Reactive and Functional Coding #
Reactive systems are measured in terms of resilience, responsiveness, elasticity, and message-driven as in the Reactive Manifesto. Many frameworks are available to help developers implement reactive systems; between all of these frameworks, we are interested in the technologies that enable the construction of reactive systems through Functional-Reactice-Programming (FRP) abstractions, particularly ReactiveX and Reactor.
The core of FRP is the Observable pattern described by the Object-Oriented paradigm (GoF Design Patterns). The observable abstraction allows a component to be notified when changes occur instead of pulling the system for changes.
An Observable system is lazy, event-oriented, and uses push/notifications to propagate state changes. In contrast, a traditional imperative system is eager and needs to pull the system state to detect changes continuously, consuming computer resources unnecessarily.

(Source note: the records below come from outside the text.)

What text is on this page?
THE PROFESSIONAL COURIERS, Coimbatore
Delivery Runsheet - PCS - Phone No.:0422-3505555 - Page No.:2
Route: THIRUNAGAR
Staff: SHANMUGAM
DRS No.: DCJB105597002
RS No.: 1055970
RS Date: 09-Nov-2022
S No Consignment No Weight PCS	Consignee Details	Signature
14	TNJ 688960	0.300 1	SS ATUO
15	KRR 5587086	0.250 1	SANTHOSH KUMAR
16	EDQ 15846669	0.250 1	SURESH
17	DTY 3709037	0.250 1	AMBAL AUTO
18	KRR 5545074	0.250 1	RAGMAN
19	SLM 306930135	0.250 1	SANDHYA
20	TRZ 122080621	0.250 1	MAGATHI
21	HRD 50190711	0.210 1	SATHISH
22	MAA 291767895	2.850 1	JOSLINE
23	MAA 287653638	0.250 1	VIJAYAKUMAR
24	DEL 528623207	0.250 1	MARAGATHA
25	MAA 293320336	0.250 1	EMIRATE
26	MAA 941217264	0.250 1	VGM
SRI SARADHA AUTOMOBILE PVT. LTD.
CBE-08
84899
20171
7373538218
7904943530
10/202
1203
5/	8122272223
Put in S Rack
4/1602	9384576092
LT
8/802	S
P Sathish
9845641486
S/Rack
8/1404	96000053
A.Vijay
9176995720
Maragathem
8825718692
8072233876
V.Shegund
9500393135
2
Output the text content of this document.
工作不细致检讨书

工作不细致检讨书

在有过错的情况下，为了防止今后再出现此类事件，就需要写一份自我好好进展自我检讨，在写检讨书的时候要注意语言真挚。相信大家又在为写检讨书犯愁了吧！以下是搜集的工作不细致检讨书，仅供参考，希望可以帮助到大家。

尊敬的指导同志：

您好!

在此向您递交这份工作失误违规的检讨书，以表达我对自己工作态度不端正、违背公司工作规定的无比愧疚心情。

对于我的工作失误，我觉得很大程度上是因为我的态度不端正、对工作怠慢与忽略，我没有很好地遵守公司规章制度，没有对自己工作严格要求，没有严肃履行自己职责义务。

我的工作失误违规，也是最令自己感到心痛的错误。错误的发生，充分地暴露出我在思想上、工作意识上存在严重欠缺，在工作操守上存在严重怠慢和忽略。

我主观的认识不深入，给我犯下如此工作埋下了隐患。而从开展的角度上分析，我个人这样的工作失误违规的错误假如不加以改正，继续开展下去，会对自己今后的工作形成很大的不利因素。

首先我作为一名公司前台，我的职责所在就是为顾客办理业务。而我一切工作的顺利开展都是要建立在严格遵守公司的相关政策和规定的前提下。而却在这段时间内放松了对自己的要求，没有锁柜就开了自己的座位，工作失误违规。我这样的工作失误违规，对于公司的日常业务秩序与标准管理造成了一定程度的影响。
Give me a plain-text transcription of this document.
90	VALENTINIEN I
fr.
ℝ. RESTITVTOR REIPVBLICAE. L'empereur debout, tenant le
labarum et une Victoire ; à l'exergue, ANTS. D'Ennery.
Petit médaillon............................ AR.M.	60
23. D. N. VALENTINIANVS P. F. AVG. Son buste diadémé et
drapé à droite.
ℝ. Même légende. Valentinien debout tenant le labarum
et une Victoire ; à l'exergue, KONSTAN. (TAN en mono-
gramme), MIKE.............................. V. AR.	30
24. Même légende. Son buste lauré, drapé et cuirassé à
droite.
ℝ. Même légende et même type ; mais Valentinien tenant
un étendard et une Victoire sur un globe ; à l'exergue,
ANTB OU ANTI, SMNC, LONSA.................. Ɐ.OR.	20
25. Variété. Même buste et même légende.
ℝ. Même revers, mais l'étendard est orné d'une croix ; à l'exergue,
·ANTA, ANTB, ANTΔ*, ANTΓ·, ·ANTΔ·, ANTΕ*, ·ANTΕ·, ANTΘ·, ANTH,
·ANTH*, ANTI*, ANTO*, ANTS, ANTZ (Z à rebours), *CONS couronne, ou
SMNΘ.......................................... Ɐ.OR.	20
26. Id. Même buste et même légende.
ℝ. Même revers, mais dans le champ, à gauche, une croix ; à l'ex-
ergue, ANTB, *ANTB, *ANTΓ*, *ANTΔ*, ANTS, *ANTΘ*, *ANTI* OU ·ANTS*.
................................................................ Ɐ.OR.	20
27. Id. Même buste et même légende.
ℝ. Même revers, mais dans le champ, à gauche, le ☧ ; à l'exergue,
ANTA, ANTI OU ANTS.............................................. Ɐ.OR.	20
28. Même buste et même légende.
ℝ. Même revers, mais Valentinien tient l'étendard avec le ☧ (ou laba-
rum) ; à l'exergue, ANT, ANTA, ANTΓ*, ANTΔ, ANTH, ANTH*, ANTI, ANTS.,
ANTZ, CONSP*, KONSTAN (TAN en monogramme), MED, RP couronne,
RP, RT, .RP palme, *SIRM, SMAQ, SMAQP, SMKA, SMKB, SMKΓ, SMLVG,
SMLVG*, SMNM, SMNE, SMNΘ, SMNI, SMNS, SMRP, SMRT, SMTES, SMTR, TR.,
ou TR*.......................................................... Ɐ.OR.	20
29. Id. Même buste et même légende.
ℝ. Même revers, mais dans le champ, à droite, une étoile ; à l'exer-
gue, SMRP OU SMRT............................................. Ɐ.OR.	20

Both ReactiveX and Reactor share common operations described using marble diagrams. The idiom is based on functional programming: map, filter, flatMap, reduce with the addition of more sophisticated ones responsible for merging async operations.
Angular uses ReactiveX, consequently the Observable pattern, as the foundation for its event-oriented and reactive state management. Additionally, Java 9 introduced the Flow API, further strengthening the adoption of FRP by standardization of the observable pattern. A reactive multi-threaded java system implemented using FRP improves memory utilization dramatically by the non-blocking nature of code execution.
Engineers have many choices implementing non-blocking multi-threaded systems, usually in counter-intuitive and complex ways. An FRP multi-threaded implementation is an elegant alternative that is also compatible with the deterministic and idempotent nature of FP functional programming.
In other words, FRP is an essential tool to write modern reactive microservices in the cloud with excellent performance.